Der afroamerikanische Senator Cory Booker (Demokraten) aus New Jersey forderte US-Justizministerin Loretta Lynch zusätzlich auf, gegen die »entwürdigende und unmenschliche Behandlung« von Demonstranten im Polizeigewahrsam zu ermitteln. Sie seien in Hundezwinger gesperrt worden, hätten sich nackt ausziehen müssen und seien »mit Nummern markiert worden, die ihnen auf die Haut geschrieben wurden«.

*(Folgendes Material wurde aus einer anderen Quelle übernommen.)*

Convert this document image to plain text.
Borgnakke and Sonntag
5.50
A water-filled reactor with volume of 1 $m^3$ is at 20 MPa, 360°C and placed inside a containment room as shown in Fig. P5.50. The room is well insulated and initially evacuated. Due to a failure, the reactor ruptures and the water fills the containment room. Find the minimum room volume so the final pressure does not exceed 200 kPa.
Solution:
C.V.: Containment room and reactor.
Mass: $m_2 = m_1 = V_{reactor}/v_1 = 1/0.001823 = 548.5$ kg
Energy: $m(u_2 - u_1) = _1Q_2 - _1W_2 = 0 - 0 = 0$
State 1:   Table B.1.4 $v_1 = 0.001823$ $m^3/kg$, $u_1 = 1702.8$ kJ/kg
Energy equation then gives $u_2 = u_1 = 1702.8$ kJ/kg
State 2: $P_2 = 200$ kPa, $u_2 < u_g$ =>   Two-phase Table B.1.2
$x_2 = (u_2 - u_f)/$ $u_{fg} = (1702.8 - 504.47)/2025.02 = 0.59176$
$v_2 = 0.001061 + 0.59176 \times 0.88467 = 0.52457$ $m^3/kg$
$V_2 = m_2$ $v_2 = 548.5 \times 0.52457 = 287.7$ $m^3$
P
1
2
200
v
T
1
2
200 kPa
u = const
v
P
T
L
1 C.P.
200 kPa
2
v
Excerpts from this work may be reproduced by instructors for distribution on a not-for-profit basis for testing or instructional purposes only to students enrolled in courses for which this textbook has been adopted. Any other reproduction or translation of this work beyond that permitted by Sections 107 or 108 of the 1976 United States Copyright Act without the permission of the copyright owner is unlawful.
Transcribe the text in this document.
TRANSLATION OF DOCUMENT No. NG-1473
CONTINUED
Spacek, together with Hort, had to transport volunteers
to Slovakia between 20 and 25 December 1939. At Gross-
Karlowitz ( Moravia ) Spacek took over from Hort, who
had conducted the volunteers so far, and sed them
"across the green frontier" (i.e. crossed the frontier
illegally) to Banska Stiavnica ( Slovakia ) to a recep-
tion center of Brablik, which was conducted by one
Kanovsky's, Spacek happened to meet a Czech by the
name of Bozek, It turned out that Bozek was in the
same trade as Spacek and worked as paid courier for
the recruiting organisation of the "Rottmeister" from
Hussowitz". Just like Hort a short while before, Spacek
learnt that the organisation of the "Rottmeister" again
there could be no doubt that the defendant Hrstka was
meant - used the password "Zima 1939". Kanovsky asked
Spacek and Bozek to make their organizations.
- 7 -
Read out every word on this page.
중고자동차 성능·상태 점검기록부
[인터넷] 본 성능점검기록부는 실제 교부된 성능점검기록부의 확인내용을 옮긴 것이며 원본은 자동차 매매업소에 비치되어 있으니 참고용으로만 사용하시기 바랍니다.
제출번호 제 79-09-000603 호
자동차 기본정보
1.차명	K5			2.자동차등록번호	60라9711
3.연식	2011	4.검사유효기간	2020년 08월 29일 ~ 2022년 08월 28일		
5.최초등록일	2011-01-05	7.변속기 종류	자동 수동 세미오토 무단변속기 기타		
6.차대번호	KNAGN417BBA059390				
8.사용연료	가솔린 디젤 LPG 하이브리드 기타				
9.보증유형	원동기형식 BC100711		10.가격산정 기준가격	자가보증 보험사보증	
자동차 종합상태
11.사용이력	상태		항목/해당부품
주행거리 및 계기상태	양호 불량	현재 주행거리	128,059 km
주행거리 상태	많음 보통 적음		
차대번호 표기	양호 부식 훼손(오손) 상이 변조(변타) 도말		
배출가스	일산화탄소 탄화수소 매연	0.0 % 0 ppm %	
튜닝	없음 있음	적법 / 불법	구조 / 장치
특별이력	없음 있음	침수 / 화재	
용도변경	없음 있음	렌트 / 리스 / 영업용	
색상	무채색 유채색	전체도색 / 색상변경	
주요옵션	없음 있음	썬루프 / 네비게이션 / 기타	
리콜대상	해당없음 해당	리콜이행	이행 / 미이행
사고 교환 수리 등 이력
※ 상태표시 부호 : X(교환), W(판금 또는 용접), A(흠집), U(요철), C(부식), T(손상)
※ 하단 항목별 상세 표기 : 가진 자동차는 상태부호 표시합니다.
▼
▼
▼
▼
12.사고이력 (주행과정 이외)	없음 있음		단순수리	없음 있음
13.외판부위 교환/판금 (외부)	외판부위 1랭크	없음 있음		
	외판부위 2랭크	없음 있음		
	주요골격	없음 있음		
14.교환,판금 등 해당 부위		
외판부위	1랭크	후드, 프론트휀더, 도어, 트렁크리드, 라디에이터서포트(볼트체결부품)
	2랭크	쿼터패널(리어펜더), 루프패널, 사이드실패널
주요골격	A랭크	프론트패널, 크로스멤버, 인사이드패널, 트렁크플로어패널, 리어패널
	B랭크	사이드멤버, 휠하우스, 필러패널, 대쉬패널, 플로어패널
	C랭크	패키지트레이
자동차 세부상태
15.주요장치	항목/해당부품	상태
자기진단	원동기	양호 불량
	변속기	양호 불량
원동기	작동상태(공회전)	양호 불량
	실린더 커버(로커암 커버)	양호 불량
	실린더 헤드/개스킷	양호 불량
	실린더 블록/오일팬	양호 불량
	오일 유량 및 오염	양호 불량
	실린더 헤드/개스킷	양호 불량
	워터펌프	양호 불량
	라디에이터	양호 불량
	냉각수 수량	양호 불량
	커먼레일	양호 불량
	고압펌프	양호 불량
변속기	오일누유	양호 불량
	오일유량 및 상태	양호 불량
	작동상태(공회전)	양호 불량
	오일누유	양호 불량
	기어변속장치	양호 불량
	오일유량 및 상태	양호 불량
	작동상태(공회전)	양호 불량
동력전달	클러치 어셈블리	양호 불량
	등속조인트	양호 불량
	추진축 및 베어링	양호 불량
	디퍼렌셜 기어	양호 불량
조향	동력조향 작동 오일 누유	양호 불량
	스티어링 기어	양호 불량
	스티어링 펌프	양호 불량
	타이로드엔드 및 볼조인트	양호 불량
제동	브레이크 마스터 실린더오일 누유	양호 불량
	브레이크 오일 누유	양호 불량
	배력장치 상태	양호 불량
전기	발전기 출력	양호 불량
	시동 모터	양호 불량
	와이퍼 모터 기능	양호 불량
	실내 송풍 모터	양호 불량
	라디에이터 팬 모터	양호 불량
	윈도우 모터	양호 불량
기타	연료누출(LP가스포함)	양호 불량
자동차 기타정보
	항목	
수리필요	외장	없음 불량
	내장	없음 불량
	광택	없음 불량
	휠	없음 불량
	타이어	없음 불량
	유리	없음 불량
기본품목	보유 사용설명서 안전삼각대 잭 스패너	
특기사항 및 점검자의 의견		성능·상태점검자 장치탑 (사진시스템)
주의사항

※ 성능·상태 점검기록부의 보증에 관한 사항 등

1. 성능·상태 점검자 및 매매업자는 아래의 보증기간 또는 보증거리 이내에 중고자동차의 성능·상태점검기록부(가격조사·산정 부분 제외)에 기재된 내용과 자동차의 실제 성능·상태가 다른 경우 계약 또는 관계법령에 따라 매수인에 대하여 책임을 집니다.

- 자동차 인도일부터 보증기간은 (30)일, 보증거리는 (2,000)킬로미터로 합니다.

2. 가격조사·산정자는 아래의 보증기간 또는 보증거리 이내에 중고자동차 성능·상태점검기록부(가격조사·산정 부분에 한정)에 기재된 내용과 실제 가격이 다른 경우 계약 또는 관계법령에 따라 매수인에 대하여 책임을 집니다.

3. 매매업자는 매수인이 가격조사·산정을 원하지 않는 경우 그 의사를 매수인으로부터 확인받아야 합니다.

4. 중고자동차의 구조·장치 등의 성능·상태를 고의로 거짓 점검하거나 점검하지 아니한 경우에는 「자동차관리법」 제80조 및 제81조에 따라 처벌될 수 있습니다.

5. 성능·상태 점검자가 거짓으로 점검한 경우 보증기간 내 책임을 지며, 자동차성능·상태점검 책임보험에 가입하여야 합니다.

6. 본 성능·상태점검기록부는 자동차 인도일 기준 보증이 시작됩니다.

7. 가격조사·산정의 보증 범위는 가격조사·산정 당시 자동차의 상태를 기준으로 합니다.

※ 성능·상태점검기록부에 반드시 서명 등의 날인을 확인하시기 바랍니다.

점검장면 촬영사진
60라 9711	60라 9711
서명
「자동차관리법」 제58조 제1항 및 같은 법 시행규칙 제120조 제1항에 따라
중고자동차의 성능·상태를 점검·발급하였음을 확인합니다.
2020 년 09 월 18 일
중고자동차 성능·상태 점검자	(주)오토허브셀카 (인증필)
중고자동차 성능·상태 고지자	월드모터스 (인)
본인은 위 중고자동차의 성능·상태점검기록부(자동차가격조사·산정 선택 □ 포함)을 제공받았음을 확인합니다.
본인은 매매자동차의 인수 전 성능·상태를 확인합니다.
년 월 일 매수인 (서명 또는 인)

Unterdessen sind zwischen Freitag und Sonntag wie angekündigt die Armeeveteranen im Oceti-Sakowin-Protestcamp eingetroffen. Sie begreifen sich als »unbewaffnete Milizen«, die sich »als friedliche menschliche Schutzschilde vor die indigenen Aktivisten stellen und sie vor Übergriffen einer militarisierten Polizei schützen wollen«, wie Mintpress News berichtete. »Ich bin damals zur Armee gegangen, um meinem Land und meinem Volk zu dienen und habe das in Übersee getan«, sagte der indigene Marineveteran Brandee Paisano dem Sender CBC. »Ich hätte zwar nie gedacht, dass ich es auch hier im eigenen Land tun müsste, aber jetzt bin ich hier und tue, was ich für notwendig halte.«

Für die Reisekosten der unter dem Motto »Veterans Stand for Standing Rock« agierenden Veteranen, die aus allen Teilen der USA kommen, wurden Spenden gesammelt. Allein 50.000 US-Dollar kamen von der »National Nurses United« (NNU), der größten Krankenschwesterngewerkschaft der USA, um die Anreise einer Veteranendelegation vom Stamm der Navajo aus Arizona und New Mexico zu unterstützen. »Wir grüßen die mutigen Veteranen, die sich für die Rechte der Wasserschützer einsetzen«, erklärte NNU-Vizepräsidentin Jean Ross. Ihnen gebühre breite Unterstützung, weil es eine »wichtige Verteidigung des Rechts« sei, »sich zu versammeln und zu protestieren, ohne brutalen und ungerechtfertigten Angriffen ausgesetzt zu sein«.